3] Final Inspection of the Property: When your structure is complete, depending on its type (residential or commercial) you may be required to undergo a final inspection by the governing authority. This may include a review by the Chilean Ministry of Health (Autoridad Sanitaria) or the Ministry of Tourism (Sernatur) should your project fall under their jurisdiction.
The above process ensures that your building of structure meets the “minimum requirements” of health and safety as stipulated under Chilean law. However, some clients may wish to exceed these requirements. If this is the case, you will need to make that known to the architect you contract and the contractors you employ to work on the project. At Sur Terras we can put you in touch with professional, reputable architects and contractors to will ensure that all of your requirements are met and that no “short-cuts” will be taken that might compromise health or safety.

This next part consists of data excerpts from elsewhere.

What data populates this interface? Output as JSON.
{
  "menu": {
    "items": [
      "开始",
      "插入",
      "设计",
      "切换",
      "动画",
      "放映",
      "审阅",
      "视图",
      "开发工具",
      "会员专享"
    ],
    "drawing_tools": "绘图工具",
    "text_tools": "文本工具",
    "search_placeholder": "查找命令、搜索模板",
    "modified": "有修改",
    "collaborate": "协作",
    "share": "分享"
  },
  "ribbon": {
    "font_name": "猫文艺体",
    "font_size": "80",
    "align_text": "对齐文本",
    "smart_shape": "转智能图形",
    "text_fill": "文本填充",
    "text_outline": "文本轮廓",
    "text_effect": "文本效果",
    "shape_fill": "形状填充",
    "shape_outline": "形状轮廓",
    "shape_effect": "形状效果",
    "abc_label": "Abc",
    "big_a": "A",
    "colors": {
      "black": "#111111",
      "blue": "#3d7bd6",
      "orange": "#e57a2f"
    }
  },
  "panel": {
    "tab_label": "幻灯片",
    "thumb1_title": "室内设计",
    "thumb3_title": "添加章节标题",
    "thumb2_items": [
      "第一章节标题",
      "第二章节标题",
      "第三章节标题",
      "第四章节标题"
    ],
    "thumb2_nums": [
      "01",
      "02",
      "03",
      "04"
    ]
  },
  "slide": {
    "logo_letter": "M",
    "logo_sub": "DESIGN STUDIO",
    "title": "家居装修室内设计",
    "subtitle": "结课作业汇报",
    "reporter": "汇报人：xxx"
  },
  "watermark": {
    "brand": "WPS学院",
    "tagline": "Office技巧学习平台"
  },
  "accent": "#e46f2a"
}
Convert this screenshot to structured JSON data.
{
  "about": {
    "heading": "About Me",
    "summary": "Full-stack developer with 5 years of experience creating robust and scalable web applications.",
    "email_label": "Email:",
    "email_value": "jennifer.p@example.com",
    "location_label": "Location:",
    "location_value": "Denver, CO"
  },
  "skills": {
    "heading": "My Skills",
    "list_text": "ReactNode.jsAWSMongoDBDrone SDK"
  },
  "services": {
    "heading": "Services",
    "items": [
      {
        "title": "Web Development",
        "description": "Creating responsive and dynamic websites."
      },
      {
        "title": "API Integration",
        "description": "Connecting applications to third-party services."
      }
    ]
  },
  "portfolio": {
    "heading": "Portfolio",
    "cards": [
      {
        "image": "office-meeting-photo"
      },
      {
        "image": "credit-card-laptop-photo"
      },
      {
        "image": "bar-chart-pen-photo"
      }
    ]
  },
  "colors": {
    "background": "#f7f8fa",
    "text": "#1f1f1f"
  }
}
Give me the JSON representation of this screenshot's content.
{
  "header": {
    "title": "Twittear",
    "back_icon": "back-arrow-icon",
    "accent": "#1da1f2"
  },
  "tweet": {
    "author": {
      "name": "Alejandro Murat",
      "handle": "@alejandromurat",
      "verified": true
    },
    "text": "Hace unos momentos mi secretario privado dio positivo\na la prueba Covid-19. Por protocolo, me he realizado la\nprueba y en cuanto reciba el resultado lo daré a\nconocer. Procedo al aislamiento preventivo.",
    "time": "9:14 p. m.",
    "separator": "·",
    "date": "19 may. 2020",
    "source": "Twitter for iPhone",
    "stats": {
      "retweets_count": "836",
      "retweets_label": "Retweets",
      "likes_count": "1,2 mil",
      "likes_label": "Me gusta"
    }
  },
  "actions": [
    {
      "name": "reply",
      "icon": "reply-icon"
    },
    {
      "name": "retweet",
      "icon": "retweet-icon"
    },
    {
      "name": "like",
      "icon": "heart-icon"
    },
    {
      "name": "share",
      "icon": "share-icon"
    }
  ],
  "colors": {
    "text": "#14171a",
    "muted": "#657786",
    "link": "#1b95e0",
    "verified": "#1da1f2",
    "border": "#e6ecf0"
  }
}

Commercial & Tourism Projects:
If you are planning on developing a commercial or tourism project (like a restaurant or hotel), you will be required to meet the building requirements of not only the local municipality, but also of government agencies like the Sanitary Authority and/or the Ministry of Tourism (Sernatur). These agencies have straightforward but strict guidelines that ensure that your project incorporates the necessary infrastructure to support your intended clients. These include things like, adequate potable water supplies, food preparation areas and sanitary facilities for the number of individuals that you anticipate serving. All of these things can be discussed with your architect, who is familiar with the various regulations, prior to planning and construction.
You also may need to rezone your property, from a rural, agrarian designation to another designation that involves tourism. This is known as changing the use of the soil (Cambio de uso de suelo) and is covered more thoroughly on our Real Estate Development page.